Chile Economy Grows Less Than Forecast as Investment Boom Wanes

Chile’s economy grew less than analysts expected in the first quarter as a surge in investment began to ease.

Gross domestic product in the world’s top copper producer rose 4.1 percent from last year, the central bank said in a report posted on its website today. The median estimate of 11 analysts polled by Bloomberg was for growth of 4.5 percent. GDP increased 0.5 percent from the previous quarter. Investment expanded 9.6 percent from last year, compared with growth of 18.1 percent in the previous three months.

The central bank kept borrowing costs unchanged on May 16 for a 16th consecutive month as policy makers juggle the opposing pressures of a consumer spending boom and stagnant manufacturing output. Finance Minister Felipe Larrain said May 17 that manufacturing probably picked up in April, and that the growth in consumer spending wasn’t unsustainable.

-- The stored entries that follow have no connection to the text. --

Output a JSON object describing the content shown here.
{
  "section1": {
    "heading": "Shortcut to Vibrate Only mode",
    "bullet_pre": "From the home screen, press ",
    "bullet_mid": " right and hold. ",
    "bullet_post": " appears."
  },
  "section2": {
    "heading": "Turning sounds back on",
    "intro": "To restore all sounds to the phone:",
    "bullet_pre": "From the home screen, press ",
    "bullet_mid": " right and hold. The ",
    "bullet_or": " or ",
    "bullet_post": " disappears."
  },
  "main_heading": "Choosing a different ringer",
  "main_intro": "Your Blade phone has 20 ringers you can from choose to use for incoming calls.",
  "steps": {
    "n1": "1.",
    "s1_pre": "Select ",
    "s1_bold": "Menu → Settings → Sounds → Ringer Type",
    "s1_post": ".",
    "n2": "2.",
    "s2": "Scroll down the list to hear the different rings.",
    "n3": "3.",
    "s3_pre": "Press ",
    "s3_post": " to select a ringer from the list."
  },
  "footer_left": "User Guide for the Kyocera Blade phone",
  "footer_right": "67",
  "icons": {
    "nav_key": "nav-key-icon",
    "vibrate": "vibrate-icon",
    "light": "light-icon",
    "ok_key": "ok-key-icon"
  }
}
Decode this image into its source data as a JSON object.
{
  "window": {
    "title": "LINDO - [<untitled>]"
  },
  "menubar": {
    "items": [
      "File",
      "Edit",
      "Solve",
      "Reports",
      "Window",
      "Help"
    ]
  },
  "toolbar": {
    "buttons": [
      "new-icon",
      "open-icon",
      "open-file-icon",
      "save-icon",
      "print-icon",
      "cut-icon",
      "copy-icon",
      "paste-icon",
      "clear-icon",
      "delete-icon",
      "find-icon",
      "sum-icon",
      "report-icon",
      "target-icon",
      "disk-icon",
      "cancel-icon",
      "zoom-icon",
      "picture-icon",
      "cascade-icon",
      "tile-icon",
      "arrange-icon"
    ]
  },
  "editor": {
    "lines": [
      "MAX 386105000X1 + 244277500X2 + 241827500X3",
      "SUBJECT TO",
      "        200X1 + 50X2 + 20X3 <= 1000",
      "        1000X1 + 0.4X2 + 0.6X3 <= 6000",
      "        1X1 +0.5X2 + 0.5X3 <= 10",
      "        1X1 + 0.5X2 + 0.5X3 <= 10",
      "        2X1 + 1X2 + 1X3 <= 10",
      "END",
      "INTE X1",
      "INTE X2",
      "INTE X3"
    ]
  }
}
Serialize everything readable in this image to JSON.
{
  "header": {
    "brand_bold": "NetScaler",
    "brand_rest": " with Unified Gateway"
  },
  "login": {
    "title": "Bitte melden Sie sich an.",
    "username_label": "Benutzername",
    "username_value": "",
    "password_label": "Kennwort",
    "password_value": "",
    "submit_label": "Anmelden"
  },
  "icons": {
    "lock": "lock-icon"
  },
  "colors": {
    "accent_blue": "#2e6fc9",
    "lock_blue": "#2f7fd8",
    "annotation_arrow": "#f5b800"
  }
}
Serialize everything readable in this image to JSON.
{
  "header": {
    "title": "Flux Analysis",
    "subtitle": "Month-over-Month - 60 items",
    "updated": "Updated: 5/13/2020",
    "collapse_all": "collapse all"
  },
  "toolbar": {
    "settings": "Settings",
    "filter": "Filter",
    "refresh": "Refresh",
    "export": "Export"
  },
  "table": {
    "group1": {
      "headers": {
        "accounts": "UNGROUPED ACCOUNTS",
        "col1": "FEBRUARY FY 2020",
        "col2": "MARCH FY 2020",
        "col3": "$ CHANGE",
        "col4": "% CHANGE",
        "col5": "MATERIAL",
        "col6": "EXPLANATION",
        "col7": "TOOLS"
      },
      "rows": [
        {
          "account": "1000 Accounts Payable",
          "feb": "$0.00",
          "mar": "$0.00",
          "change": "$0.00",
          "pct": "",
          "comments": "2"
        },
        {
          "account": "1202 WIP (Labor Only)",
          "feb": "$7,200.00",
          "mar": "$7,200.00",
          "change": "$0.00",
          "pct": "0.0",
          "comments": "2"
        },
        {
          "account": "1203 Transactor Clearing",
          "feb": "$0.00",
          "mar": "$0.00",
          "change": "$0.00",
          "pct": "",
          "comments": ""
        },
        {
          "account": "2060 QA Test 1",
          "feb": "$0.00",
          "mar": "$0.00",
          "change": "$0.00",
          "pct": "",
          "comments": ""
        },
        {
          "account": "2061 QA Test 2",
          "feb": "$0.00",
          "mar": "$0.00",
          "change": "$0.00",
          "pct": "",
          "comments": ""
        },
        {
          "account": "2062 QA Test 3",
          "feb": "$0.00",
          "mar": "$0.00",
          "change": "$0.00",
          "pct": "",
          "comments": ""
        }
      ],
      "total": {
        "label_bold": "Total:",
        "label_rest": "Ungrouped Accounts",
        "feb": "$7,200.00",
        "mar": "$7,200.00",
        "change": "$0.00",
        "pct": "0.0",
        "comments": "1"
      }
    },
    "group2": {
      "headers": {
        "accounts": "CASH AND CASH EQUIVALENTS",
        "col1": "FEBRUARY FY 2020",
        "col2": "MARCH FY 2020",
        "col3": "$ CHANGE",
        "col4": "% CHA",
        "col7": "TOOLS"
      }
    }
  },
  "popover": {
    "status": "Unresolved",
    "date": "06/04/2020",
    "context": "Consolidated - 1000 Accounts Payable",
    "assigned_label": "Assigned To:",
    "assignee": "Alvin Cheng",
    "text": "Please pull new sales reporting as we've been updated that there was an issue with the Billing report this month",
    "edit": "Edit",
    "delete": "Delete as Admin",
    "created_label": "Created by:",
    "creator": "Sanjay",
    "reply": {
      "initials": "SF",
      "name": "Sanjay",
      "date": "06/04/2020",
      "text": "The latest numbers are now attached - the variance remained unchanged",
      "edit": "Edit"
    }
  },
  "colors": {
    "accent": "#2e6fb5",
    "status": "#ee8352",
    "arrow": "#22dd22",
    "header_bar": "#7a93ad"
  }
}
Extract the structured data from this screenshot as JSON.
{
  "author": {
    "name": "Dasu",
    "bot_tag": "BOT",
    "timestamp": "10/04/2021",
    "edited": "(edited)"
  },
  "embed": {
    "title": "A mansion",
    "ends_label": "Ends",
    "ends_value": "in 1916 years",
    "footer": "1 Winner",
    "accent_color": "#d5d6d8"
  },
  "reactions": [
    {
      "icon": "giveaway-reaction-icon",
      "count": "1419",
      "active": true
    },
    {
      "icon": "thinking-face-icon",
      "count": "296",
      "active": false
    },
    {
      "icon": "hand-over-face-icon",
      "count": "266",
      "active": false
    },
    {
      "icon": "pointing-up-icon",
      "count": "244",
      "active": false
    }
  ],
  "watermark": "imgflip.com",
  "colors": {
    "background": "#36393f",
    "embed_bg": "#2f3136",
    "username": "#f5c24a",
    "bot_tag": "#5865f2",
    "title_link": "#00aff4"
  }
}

Two-year interest rate swaps declined 73 basis points, or 0.73 percentage point, in the year through May 17 as traders bet policy makers will reduce interest rates a quarter-point to 4.75 percent in next month’s meeting, according to Banco de Chile. (CHILE) That still would give Chile the highest borrowing costs of major rate-setting Latin American nations behind Brazil.

Retail sales increased 9.1 percent in the first quarter, 14 times faster than manufacturing revenue, according to figures from the National Statistics Institute. Cencosud SA (CENCOSUD), Chile’s largest retailer by sales, has seen its shares fall 0.9 percent this year, while the country’s second-largest pulp producer, Empresas CMPC SA (CMPC), dropped 2.5 percent.

Imports of goods and services in the first quarter rose 8.2 percent as exports increased 1 percent, giving Chile a trade surplus of $792 million, the central bank said today. The price of copper, which accounts for more than half of Chile’s exports, fell 8.2 percent in the year through May 17.

The current account deficit was $1.69 billion, compared with estimates for a $1.8 billion deficit among analysts polled by Bloomberg.

The peso was little changed at 481.15 per U.S. dollar at 8:43 a.m. Santiago time.